Rory went trick or treating on Wednesday night. This was one of the many things that my child was never ever going to do. There was a list of at least 100 of these things, mentally compiled before I had him, the vast majority of which have been mentally scribbled out with the words "fuck it" scrawled across the page over the last 3 years (coincidentally, this is roughly the amount of time that has passed since he was born). The first thing to go was "My child will not watch television" which lasted until he was 2 months old and I discovered the soothing powers of Saint Justin of Fletcher on babies. It was swiftly amended to "my child will only watch CBeebies", which doesn't entirely explain why he now seems to have an intricate knowledge of the characters on something called Fleabag Monkeyface, the plot lines of which revolve entirely around farts and toilets.
My brother and I were allowed to go Trick or Treating twice when we were very small. I remember it being The Best Fun Ever. After that, my parents decided that we weren't allowed to, although the reasons for this were rather vague with something about devil worship being muttered occasionally and frightening old people (which I never understood as we only went to our friends houses). My suspicion is that not letting your children do it was simply the middle class thing to be seen to be doing of the 80s.
It's all very civilised around here anyway - teenagers don't do it, children are always accompanied by a parent and incredibly polite (as they turn up on your doorstep dressed as the Grim Reaper and a severed head) and the unwritten rule is that you don't knock on the door of any house which doesn't have decorations up. I'm trying very hard to justify myself here aren't I? The truth is, actually, that it looked like fun and I want Rory to have fun. So off he went in his crappy home-made bat costume (cobbled together from 2 old black t-shirts and a hat that neither of us has any recollection of owning) and returned grinning and clutching a modest bag of sweeties. And, yes, I let him eat a few sweets before he went to bed too. That's another thing off the list.

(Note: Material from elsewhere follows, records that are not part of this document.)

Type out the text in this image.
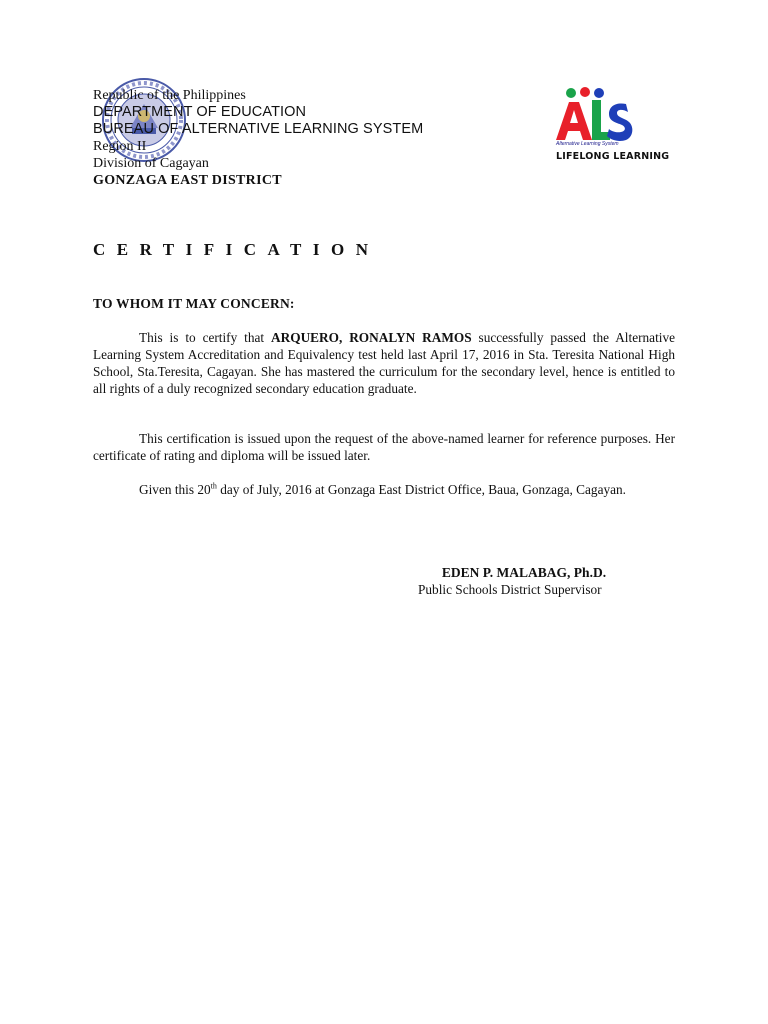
Republic of the Philippines
DEPARTMENT OF EDUCATION
BUREAU OF ALTERNATIVE LEARNING SYSTEM
Region II
Division of Cagayan
GONZAGA EAST DISTRICT
Alternative Learning System
LIFELONG LEARNING
CERTIFICATION
TO WHOM IT MAY CONCERN:
This is to certify that ARQUERO, RONALYN RAMOS successfully passed the Alternative Learning System Accreditation and Equivalency test held last April 17, 2016 in Sta. Teresita National High School, Sta.Teresita, Cagayan. She has mastered the curriculum for the secondary level, hence is entitled to all rights of a duly recognized secondary education graduate.
This certification is issued upon the request of the above-named learner for reference purposes. Her certificate of rating and diploma will be issued later.
Given this 20th day of July, 2016 at Gonzaga East District Office, Baua, Gonzaga, Cagayan.
EDEN P. MALABAG, Ph.D.
Public Schools District Supervisor
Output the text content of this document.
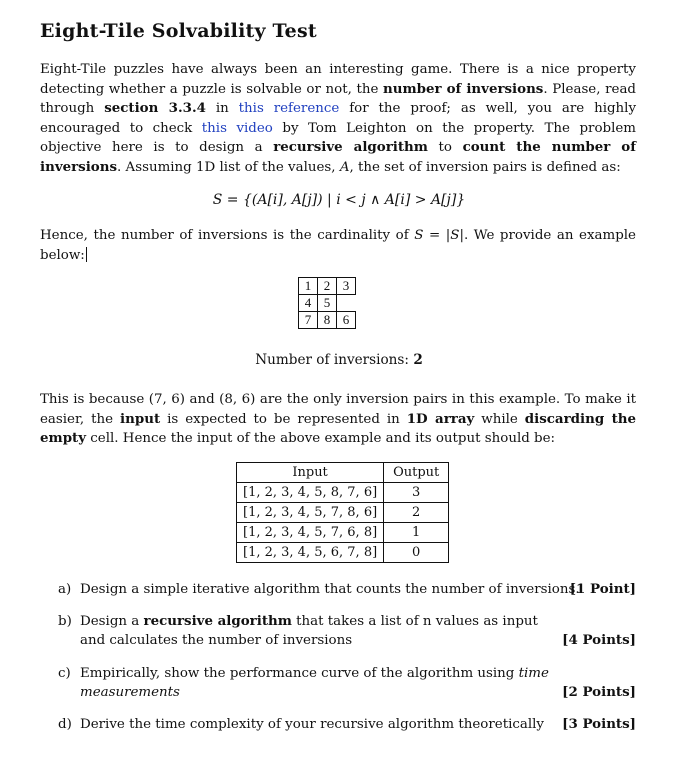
Eight-Tile Solvability Test

Eight-Tile puzzles have always been an interesting game. There is a nice property detecting whether a puzzle is solvable or not, the number of inversions. Please, read through section 3.3.4 in this reference for the proof; as well, you are highly encouraged to check this video by Tom Leighton on the property. The problem objective here is to design a recursive algorithm to count the number of inversions. Assuming 1D list of the values, A, the set of inversion pairs is defined as:

S = {(A[i], A[j]) | i < j ∧ A[i] > A[j]}

Hence, the number of inversions is the cardinality of S = |S|. We provide an example below:

1	2	3
4	5	
7	8	6
Number of inversions: 2

This is because (7, 6) and (8, 6) are the only inversion pairs in this example. To make it easier, the input is expected to be represented in 1D array while discarding the empty cell. Hence the input of the above example and its output should be:

Input	Output
[1, 2, 3, 4, 5, 8, 7, 6]	3
[1, 2, 3, 4, 5, 7, 8, 6]	2
[1, 2, 3, 4, 5, 7, 6, 8]	1
[1, 2, 3, 4, 5, 6, 7, 8]	0
a) Design a simple iterative algorithm that counts the number of inversions.
[1 Point]
b) Design a recursive algorithm that takes a list of n values as input and calculates the number of inversions	[4 Points]
c) Empirically, show the performance curve of the algorithm using time measurements	[2 Points]
d) Derive the time complexity of your recursive algorithm theoretically	[3 Points]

The next day, Halloween paled into insignificance. I found myself a) in McDonalds ("I will never feed my child McDonalds"), Rory eating the chips from a Happy meal and ignoring everything else ("I will never allow my child to eat only chips for a meal"), having got him there in the pushchair ("Tut. Children over the age of 2.5 shouldn't still be in pushchairs. Lazy."). Also, I was not only singing along to the music playing while we were eating, but performing a duet of Tina Turner's Simply the Best between a french fry and Finn McMissile ("I will never buy Disney merchandise") for my son's entertainment. "What are you Mr Chip? You're simply the best...". This was followed by a rousing version of Scott Walker's Jackie performed by a Chicken McNugget on which I had drawn a face (come on - he was hardly going to eat it was he?). Eclectic play list in McDonalds these days. Making junk food sing and dance wasn't ever on the list but I'm thinking now that it should have been. Where are my standards? Where is my dignity? 'Cute cute in a stupid ass way' indeed.
PS Have just realised that I did at least stick to one item on my list: "My child will never have a dummy." I loathe dummies. No offence to those of you who use them - hey - you've got to do what you've got to do, and I'm a Nugget dancing, McDonalds dwelling, tv babysitting, pushchair toting mother who lets her 3 year old knock on doors and ask for sweets dressed in rags. I'm hardly in a position to judge).